Burleson-Milam Property Owners Worry Vista Ridge Pipeline Will Drain Their Wells

Nov 9, 2015

BURLESON COUNTY -- Opponents of the Vista Ridge water pipeline are preparing for a public protest rally Tuesday.  Critics from San Antonio want council members to vote “no” on a 50 percent increase in water and sewer rates that will be needed to pay for the project. 

Property owners who live over the aquifer are driving to San Antonio for the protest.  Their concern is more basic.  They worry the water project will drain their wells and make their land worthless.

After working 30 years in the oil fields, Kenneth Goetsch--who everyone calls Gabbo--bought 200 acres in Burleson County. 

He raises cattle that stop to lap water from an artesian well.  He hunts deer on his land.  He says it’s his own little piece of heaven.

“I guess people have big homes or like to be on a jet,” he mused while driving his pickup along a narrow path through a hayfield.

“I like to sit and look through binoculars and watch a mamma have a baby deer or a cow have a baby.  Just sittin’ out here enjoying life.”

But Goetsch believes his quiet way of life is being threatened by the proposed Vista Ridge pipeline.

If San Antonio City Council members give the go-ahead, the pipeline will transport water 142 miles from the Carrizo-Wilcox aquifer, beneath Burleson and Milam counties, to San Antonio’s growing population. 

Competing hydrology reports reach different conclusions about how the pumping will affect the aquifer.  That has Goetsch questioning whether the local groundwater district knows enough about how the aquifer will respond when pumped.

“There are faults in here and they don’t know how the water penetrates between those faults, how fast it goes through, or how fast our recharge is.  And I’m thinking we’re going to pump water faster than we can recharge it,” he says.

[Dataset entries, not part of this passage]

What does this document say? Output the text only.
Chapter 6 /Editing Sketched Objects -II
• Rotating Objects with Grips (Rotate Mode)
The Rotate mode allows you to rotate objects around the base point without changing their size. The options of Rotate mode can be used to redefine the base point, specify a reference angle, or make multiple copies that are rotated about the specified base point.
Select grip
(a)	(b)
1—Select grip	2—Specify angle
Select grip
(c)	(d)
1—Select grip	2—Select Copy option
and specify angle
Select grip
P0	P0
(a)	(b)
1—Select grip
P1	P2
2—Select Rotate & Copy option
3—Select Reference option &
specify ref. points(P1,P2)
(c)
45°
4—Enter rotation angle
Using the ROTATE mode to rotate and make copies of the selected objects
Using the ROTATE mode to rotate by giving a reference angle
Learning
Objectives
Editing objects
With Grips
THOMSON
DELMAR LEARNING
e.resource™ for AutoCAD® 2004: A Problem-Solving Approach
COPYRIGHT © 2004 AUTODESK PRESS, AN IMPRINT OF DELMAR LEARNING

Ranchers Gabbo Goetsch and Andy Hovorak oppose the Vista Ridge pipeline saying it may drain wells in Burleson and Milam counties.
Credit Shelley Kofler / Texas Public Radio

Andy Hovorak, another rancher with 600 acres, says, “I would love to see this project shut down.  I’ll be honest."

At a picnic table under a towering oak, Hovorak and Goetsch draw diagrams of the aquifer formations as they explain their concerns.  Hovorak is a former board member for the Post Oak Savannah Groundwater Conservation District, the agency charged with making sure pumping doesn’t remove too much water from the aquifer.

He doesn’t believe the safeguards are in place to protect shallow wells that rely on specific formations within the aquifer.

“The people on the north end of the Simsboro (Formation)--where there’s not formations below it--their water wells will be gone and will have to have water piped to them,” Hovorak says.

A growing number of landowners have also come to that conclusion, thanks in part to the numbers crunching done by their neighbor Curtis Chubb.  Chubb has been looking at aquifer reports and writing about them in local newspapers.  He claims the Post Oak groundwater district has already failed to respond to situations where the aquifer has fallen below levels that require action, though the district says that’s incorrect.

Chubb believes the amount of pumping planned with Vista Ridge will doom wells that draw from the Simmsboro Formation.

“When it drops 300 feet--which is the desired condition--the wells in Milam County will be dry.”

Gary Westbrook is general manager with the Post Oak Savannah Groundwater Conservation District. He says regulations are in place to prevent the aquifer from being depleted.
Credit Shelley Kofler / Texas Public Radio

Gary Westbrook, the general manager of the Post Oak groundwater district says that won’t happen.

He says the facts are complex and the critics don’t understand what’s going on.

In an hour-long presentation Westbrook explains how the groundwater formations are aligned and how the district expects the aquifer to behave. 

“The nice thing about this aquifer, there’s so much water and it’s so flexible.  I don’t know you’d ever see a time when you’d cut people off.  You might curtain, but if we had to, we have that authority.  And the documents on file signed by the permit holders admit we have that authority.”

Westbrook says he too raises cattle on land that relies on the aquifer.  He says he takes his responsibility to protect the aquifer seriously.

“There’s nothing more precious to me--other than my salvation and my relationship with the Lord--than the family farm,” Westbrook says.  “And having my kids able to come back here and settle some day, and my grandkids, and knowing if they come back here to live there will be water.”

Under the oak tree, Gabbo Groesch and Andy Hovorak talk about other worries:  a leasing agent who has threatened property owners when they don’t want to sell their water rights, and the pittance paid to those who sell their water while leasing agents cash in.

Goetch, however, says the big worry is running dry because San Antonio is growing and thirsty.

“You know San Antone is outgrowing itself fast as it can.  And on top of that they have the best aquifer in the world.  And they want to cover it up and get someone else’s water.  Stop and think.  Respect me,” Goetsch says.

Goetsch says he’d be less opposed to the pipeline if the water level at which pumping stopped was much higher. 

Without that, he doesn’t believe his property is protected, and he just wants the pipeline stopped.